On April 1 Financial Resources said it was buying a Kalgoorlie equipment leasing business called Alljay. On April 19 a deal with property investor Aspen Group was announced to create Aspen Financial Resources with its aim being, and a direct quote is needed here "to launch a fixed interest style fund offering investors high yielding debt securities".
Briefcase is not a financial expert. It tries (hard) to master a simple task, understanding the English language and, with all due respect to Barry Samuels, the boss at Financial Resources, it is none the wiser from that description as to what the new business is.
Presumably (and one should never presume) it is a mechanism for investors to invest in property mortgages and other property-backed securities.
But, rather than look at either the Alljay deal or the Aspen joint venture it is worth looking at some of the people starting to play a part in the life of Financial Resources, a small specialist money-lender with its foot in a range of finance and tax-based leasing products.

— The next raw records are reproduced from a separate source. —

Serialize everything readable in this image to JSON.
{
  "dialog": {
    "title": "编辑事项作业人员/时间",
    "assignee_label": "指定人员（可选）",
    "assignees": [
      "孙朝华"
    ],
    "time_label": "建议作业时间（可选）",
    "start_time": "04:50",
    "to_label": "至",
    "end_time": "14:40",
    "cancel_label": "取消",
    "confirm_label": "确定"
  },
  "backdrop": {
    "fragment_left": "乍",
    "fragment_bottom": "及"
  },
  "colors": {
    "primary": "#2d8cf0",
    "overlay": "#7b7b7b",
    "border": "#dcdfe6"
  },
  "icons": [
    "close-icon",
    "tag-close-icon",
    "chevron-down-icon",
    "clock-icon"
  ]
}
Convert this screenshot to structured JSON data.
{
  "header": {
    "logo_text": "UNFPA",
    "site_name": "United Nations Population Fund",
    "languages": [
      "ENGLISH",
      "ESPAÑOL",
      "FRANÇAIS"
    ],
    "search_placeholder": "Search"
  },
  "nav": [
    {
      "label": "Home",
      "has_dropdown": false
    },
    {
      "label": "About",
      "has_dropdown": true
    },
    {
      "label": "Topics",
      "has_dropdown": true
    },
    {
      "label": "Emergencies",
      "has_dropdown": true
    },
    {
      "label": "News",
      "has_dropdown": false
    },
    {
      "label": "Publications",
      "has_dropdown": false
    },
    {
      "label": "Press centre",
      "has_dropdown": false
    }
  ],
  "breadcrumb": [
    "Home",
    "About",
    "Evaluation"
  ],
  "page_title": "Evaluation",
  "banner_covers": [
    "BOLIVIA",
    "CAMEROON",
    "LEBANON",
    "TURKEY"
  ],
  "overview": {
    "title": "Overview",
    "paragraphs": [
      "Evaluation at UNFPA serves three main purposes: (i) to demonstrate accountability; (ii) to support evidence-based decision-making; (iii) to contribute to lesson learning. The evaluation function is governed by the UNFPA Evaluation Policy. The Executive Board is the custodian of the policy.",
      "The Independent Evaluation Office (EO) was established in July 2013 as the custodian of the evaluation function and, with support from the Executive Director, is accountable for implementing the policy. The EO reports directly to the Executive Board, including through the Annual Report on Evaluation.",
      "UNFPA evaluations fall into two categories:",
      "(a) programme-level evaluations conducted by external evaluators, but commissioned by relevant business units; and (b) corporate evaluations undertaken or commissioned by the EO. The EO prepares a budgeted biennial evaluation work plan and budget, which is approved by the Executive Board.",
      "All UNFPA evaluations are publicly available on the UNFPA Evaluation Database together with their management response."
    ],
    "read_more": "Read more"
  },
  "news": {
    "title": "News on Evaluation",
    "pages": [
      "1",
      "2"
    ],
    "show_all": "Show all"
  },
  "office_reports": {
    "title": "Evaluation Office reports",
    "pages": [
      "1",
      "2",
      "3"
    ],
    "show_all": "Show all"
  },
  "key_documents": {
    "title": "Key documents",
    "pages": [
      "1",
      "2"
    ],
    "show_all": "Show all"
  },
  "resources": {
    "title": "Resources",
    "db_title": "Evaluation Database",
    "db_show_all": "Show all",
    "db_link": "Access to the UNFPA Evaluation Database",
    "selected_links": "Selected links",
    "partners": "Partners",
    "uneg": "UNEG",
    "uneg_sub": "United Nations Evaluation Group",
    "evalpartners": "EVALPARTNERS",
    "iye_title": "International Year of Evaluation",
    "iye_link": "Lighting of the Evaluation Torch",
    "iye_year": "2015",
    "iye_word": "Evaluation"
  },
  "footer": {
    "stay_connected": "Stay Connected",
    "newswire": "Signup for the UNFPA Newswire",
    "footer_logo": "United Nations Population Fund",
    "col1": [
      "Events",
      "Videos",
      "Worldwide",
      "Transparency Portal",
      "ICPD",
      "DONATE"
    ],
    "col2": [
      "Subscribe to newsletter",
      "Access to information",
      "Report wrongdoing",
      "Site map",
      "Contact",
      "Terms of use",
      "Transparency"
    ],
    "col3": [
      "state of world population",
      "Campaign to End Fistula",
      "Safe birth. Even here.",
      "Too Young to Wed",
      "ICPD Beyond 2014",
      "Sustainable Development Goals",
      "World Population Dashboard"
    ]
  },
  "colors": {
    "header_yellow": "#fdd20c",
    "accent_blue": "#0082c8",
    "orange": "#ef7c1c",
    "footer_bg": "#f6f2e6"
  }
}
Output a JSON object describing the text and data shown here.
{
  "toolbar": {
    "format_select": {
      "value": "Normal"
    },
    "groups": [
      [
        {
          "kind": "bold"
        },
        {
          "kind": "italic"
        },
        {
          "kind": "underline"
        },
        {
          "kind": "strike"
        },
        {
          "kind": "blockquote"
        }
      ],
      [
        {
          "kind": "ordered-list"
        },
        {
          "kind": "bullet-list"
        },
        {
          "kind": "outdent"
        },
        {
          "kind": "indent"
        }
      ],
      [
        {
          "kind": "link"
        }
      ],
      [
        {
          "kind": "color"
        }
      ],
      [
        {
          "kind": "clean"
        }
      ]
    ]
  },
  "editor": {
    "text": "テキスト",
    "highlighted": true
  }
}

The new business has Samuels and Aspen boss, Angelo Del Borrello, on the board plus Terry Salotti a non-executive director of Bill Wyllie’s company, Wyllie Group, and Ray Turner, a former chief executive of Town & Country Building Society.
Salotti and Turner, without any reference to their girth, are not lightweights in the business community. They will not spend their time sitting around the Aspen Financial Resources boardroom table talking about the weekend football results.
It is the people behind the business rather than the business itself which strikes Briefcase as seriously interesting, that and a feeling that Ray Turner is looking for a way to carve out a slice of the finance world like he did at T&C.
Whatever the final result there is little doubt that Financial Resources will eventually be worth a lot more than the lowly $10 million valuation assigned to the company by its recent share price of 16 cents.